Principles and Elements of Design. http://www.candcsigns.com/blog/elements-and-principles-design. http://www.paper-leaf.com/blog/2011/02/elements-of-design-quick-reference-sheet/. Line.
The path of a moving point at the edge of a flat shape or outline of a solid object is a line. It is a mark that spans a distance between two points. Lines are most often used to define shape in two-dimensional work. They can also define contours and outlines and sometimes also suggest mass and volume. A line is longer than it is wider. The ratio between a line's width and length is called its measure.
Types of lines
Outlines– Lines made by the edge of an object or its silhouette.
Contour Lines – Lines that describe the shape of an object and the interior detail.
Gesture Lines – Lines that are energetic and catches the movement and gestures of an active figure.
Sketch Lines – Lines that captures the appearance of an object or impression in place.
Calligraphic Lines – Greek word meaning “beautiful writing”. Precise, elegant handwriting or lettering done by hand. Also, artwork that has flowing lines like elegant handwriting.
Implied Lines – Lines that are not actually drawn but created by a group of objects seen from a distance. The direction an object is pointing to or the direction a person is looking at. Implied line is the path that the viewer's eye takes as it follows shapes, colors, and form along a path, but it may not be continuous or physically connected.
Different lines have different meanings and uses. Horizontal lines imply tranquility and rest, whereas vertical lines imply power and strength. Oblique lines imply movement, action and change. Curved lines or S shaped lines imply quiet, calm and sensual feelings. Lines that converge imply depth, scale and distance - a fence or roadway converges into the distance provides the illusion that a flat two-dimensional image has three-dimensional depth. A line is an effective element of design because it can lead the viewer's eye.
Value is the range of lightness and darkness within a picture. These range from white to black with numerous shades of gray in between. Value is directly related to contrast. It is created by a light source that shines on an object creating highlights and shadows. It also illuminates the local or actual color of the subject. Value has the ability to create depth by making objects look three-dimensional or highlighting lighter, foreground aspects and receding as it hits the background.
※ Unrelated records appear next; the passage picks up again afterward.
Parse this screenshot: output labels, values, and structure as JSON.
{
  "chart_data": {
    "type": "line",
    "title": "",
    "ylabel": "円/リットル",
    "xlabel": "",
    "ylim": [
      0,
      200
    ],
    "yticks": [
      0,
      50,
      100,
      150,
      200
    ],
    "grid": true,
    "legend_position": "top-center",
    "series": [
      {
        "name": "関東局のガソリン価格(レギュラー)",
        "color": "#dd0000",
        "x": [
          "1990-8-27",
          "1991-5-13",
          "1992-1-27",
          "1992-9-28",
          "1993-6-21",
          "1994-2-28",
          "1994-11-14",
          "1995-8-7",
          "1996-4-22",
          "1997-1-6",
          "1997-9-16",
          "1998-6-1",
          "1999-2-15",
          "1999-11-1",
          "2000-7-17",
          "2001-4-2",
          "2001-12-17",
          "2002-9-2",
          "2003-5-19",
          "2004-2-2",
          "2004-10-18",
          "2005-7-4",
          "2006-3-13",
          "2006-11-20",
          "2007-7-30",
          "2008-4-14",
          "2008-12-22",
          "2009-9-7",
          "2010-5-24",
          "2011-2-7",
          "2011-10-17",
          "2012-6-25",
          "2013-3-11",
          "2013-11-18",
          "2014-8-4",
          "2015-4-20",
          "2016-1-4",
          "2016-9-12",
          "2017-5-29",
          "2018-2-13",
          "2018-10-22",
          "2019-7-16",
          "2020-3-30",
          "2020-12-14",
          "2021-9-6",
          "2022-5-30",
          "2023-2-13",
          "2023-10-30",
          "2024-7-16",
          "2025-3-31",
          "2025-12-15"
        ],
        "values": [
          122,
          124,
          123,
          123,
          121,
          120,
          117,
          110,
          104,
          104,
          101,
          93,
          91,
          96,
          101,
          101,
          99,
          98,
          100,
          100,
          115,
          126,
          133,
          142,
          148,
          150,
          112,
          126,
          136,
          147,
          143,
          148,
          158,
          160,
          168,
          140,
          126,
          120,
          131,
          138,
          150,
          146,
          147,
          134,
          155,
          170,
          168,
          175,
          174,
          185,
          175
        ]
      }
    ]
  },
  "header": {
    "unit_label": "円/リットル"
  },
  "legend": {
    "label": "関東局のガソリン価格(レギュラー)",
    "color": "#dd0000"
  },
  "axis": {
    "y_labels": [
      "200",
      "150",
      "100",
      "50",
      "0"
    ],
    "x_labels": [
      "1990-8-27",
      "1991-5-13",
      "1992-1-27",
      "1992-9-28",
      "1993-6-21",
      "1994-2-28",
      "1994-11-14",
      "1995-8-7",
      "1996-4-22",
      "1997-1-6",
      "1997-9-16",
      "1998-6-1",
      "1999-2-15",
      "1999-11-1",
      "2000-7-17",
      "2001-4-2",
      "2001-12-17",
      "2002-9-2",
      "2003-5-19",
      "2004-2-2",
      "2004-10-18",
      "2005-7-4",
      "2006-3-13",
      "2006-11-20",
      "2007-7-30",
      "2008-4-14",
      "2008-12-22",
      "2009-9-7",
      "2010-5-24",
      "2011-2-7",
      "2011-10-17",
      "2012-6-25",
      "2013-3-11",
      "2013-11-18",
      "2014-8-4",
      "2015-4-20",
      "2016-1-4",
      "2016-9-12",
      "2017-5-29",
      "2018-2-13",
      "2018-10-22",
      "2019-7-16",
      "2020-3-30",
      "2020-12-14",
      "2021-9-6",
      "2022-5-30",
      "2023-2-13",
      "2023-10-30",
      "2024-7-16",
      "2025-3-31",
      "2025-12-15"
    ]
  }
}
Space, in two-dimensional design, is essentially flat; it has height and width, but no depth. There are certain visual cues, however, that can create the illusion of space in the mind of the viewer. By using those cues, artists and designers can create images that are interpreted as three-dimensional.
Size is one of the easiest ways to create the illusion of space. A larger image will appear closer than a smaller one because we observed (very early in life) that objects appear to become smaller as they get farther away.
Overlapping is another easy way to suggest depth in an image. The viewer perceives the one that is covering parts of the other to be in front and the one that is covered to be in the back.
Compositional location refers to where a form is positioned vertically in the image. The bottom is seen as the foreground; the higher an object is placed in the image, the farther back it is perceived to be.
Atmospheric perspective uses value, contrast and color to give the illusion of space. Atmospheric perspective is based on the fact that the farther something is away from us, the more the atmospheric haze may obscure our view of it. Increasing the bluish cast of an image also creates a sense of depth because cool colors recede and warm colors come forward.
Linear perspective is based on the visual phenomenon that as parallel lines (such as railroad tracks) recede into space, they appear to converge at a distant point, creating depth; it also creates a strong focal point at the place where the lines converge.
Tactile texture is the actual three-dimension feel of a surface that can be touched. Painter can use impasto to build peaks and create texture.
Visual textureis the illusion of the surfaces peaks and valleys, like the tree pictured. Any texture shown in a photo is a visual texture, meaning the paper is smooth no matter how rough the image perceives it to be.